En ese momento, Carola se había adelantado un mes en el trabajo. Gerald se encontraba fuera de la ciudad por trabajo y le informaron que los médicos habían perdido la esperanza. Para cuando regresó a Klathe, le llegó la noticia de que ya la habían incinerado.
Gerald nunca imaginó que Carola aún estuviera viva. Si sus padres también hubieran estado vivos, habrían estado encantados. Y la infancia de Wesley podría no haber sido tan dolorosa.
Pensando en Wesley, Gerald dijo: "Carola, eres la madre de Wesley. Ahora que has vuelto, deberías verlo. Ustedes dos merecen reunirse".
Carola asintió lentamente. Por eso había venido.
Pero justo entonces, una voz habló desde la puerta: «No hace falta. Ya estoy aquí».
Wesley entró, acompañado de Félix y un médico. Los ojos de Carola se llenaron de lágrimas al instante. Temblaba. "Mi hijo..."
La voz de Wesley era tranquila y firme. «Señora Stanley, mejor no me llame 'hijo' todavía. Esperemos los resultados del ADN. Traje a un médico para la prueba».
Carola ya sabía en el fondo que Wesley era su hijo. Aun así, accedió y le dio al médico un mechón de su cabello.

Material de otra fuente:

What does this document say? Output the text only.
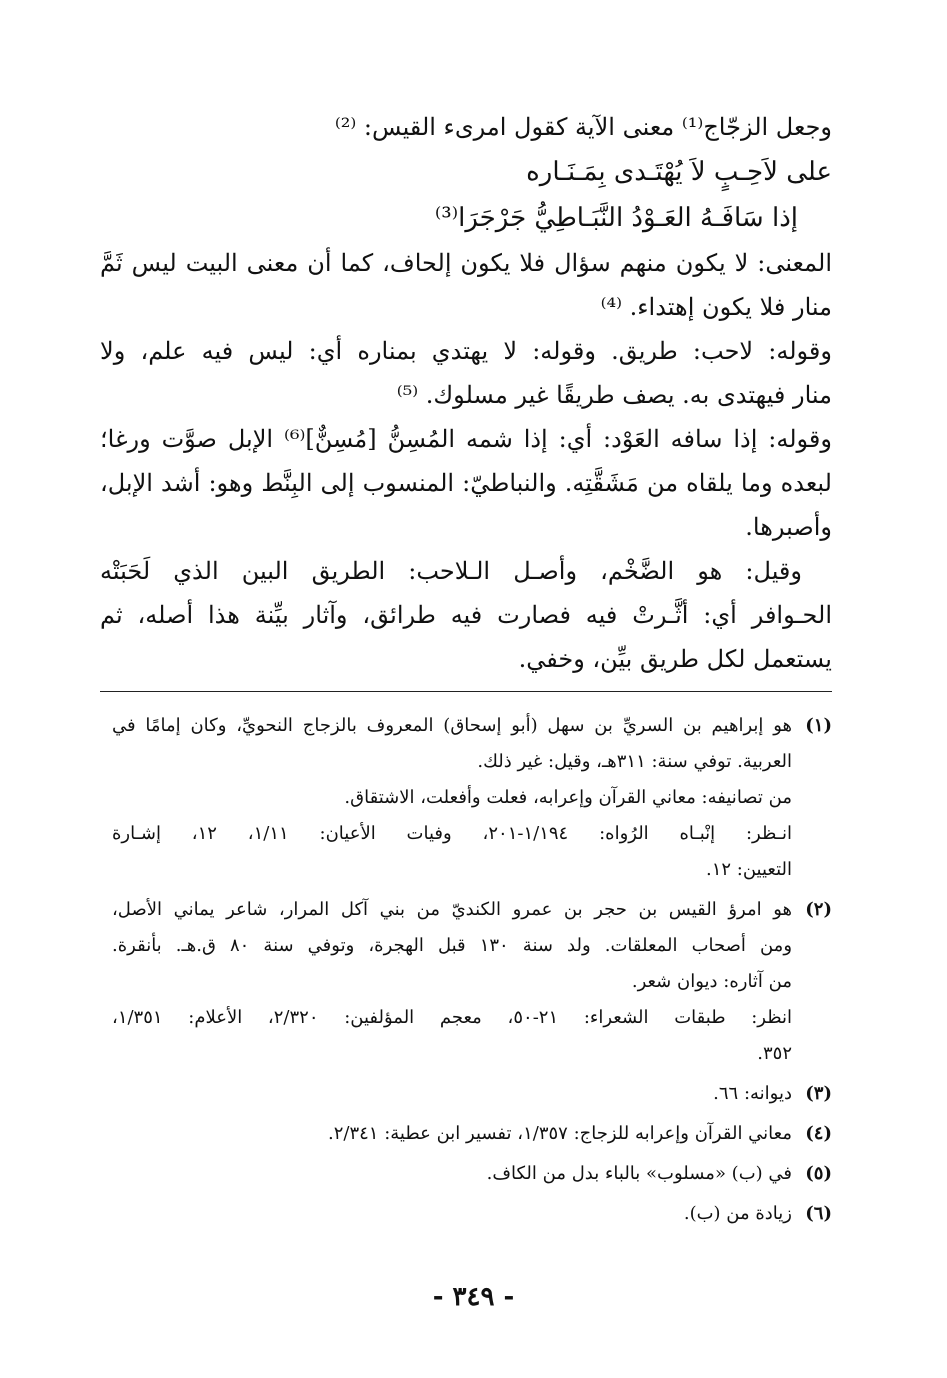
وجعل الزجّاج⁽¹⁾ معنى الآية كقول امرىء القيس: ⁽²⁾
على لاَحِـبٍ لاَ يُهْتَـدى بِمَـنَـاره
إذا سَافَـهُ العَـوْدُ النَّبَـاطِيُّ جَرْجَرَا⁽³⁾
المعنى: لا يكون منهم سؤال فلا يكون إلحاف، كما أن معنى البيت ليس ثَمَّ
منار فلا يكون إهتداء. ⁽⁴⁾
وقوله: لاحب: طريق. وقوله: لا يهتدي بمناره أي: ليس فيه علم، ولا
منار فيهتدى به. يصف طريقًا غير مسلوك. ⁽⁵⁾
وقوله: إذا سافه العَوْد: أي: إذا شمه المُسِنُّ [مُسِنٌّ]⁽⁶⁾ الإبل صوَّت ورغا؛
لبعده وما يلقاه من مَشَقَّتِه. والنباطيّ: المنسوب إلى البِنَّط وهو: أشد الإبل،
وأصبرها.
وقيل: هو الضَّخْم، وأصـل الـلاحب: الطريق البين الذي لَحَبَتْه
الحـوافر أي: أثَّـرتْ فيه فصارت فيه طرائق، وآثار بيِّنة هذا أصله، ثم
يستعمل لكل طريق بيِّن، وخفي.
(١)
هو إبراهيم بن السريِّ بن سهل (أبو إسحاق) المعروف بالزجاج النحويِّ، وكان إمامًا في
العربية. توفي سنة: ٣١١هـ، وقيل: غير ذلك.
من تصانيفه: معاني القرآن وإعرابه، فعلت وأفعلت، الاشتقاق.
انـظر: إنْبـاه الرُواه: ١/١٩٤-٢٠١، وفيات الأعيان: ١/١١، ١٢، إشـارة
التعيين: ١٢.
(٢)
هو امرؤ القيس بن حجر بن عمرو الكنديّ من بني آكل المرار، شاعر يماني الأصل،
ومن أصحاب المعلقات. ولد سنة ١٣٠ قبل الهجرة، وتوفي سنة ٨٠ ق.هـ. بأنقرة.
من آثاره: ديوان شعر.
انظر: طبقات الشعراء: ٢١-٥٠، معجم المؤلفين: ٢/٣٢٠، الأعلام: ١/٣٥١،
٣٥٢.
(٣)
ديوانه: ٦٦.
(٤)
معاني القرآن وإعرابه للزجاج: ١/٣٥٧، تفسير ابن عطية: ٢/٣٤١.
(٥)
في (ب) «مسلوب» بالباء بدل من الكاف.
(٦)
زيادة من (ب).
- ٣٤٩ -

El médico recogió muestras de ambos para analizarlas.
Carola siempre había sentido una fuerte conexión con Wesley. Ahora, al saber la verdad, deseaba aún más compensar los años perdidos. "¿Te ha ido bien todo este tiempo?", preguntó en voz baja.
Wesley respondió sin emoción: "Lo he logrado".
Carola no encontraba palabras para decir más. Solo podía esperar los resultados.
Mientras tanto, lejos de la ciudad, en una mansión a las afueras de Klathe, Lyla leía el informe de la investigación. Una leve sonrisa se dibujó en su rostro al surgirle una idea furtiva. Esta era justo la oportunidad que necesitaba.
Lyla pensó que como Wesley era el hijo real de Carola y ella era su hija adoptiva, sería aún más fácil para ella conquistarlo.
Lyla devolvió cuidadosamente los documentos a su lugar, asegurándose de que no hubiera rastro de haberlos tocado. Lo último que quería era que Lucian se diera cuenta de que había estado husmeando. Una vez fuera del estudio, llamó rápidamente a Carola.
En la finca de la familia Spencer, Carola seguía esperando ansiosa los resultados de la prueba de ADN cuando sonó su teléfono. Respirando hondo, contestó: «Hola, Lyla. ¿Todo bien?».
Lyla articuló algunas palabras preocupadas antes de ir directo al grano. "Mamá, ¿dónde estás? No pude encontrarte ni a ti ni a papá en casa".
Carola le lanzó una rápida mirada a Wesley, con aspecto algo tenso. "Cariño, tu padre y yo estamos lidiando con algunos asuntos. No te preocupes. Pronto estaremos en casa".
Era evidente que ya habían ido a la finca Spencer. Lyla consiguió lo que necesitaba, así que no hizo más preguntas y respondió con dulzura.
Tras terminar la llamada, Carola tomó la mano de Lucian y la apretó con fuerza. Estaba desbordada de nervios. Aún no habían llegado los resultados de las pruebas, pero en el fondo sabía que Wesley era su hijo. Deseaba con todas sus fuerzas acercarse a él, pero había un muro entre ellos que no sabía cómo derribar.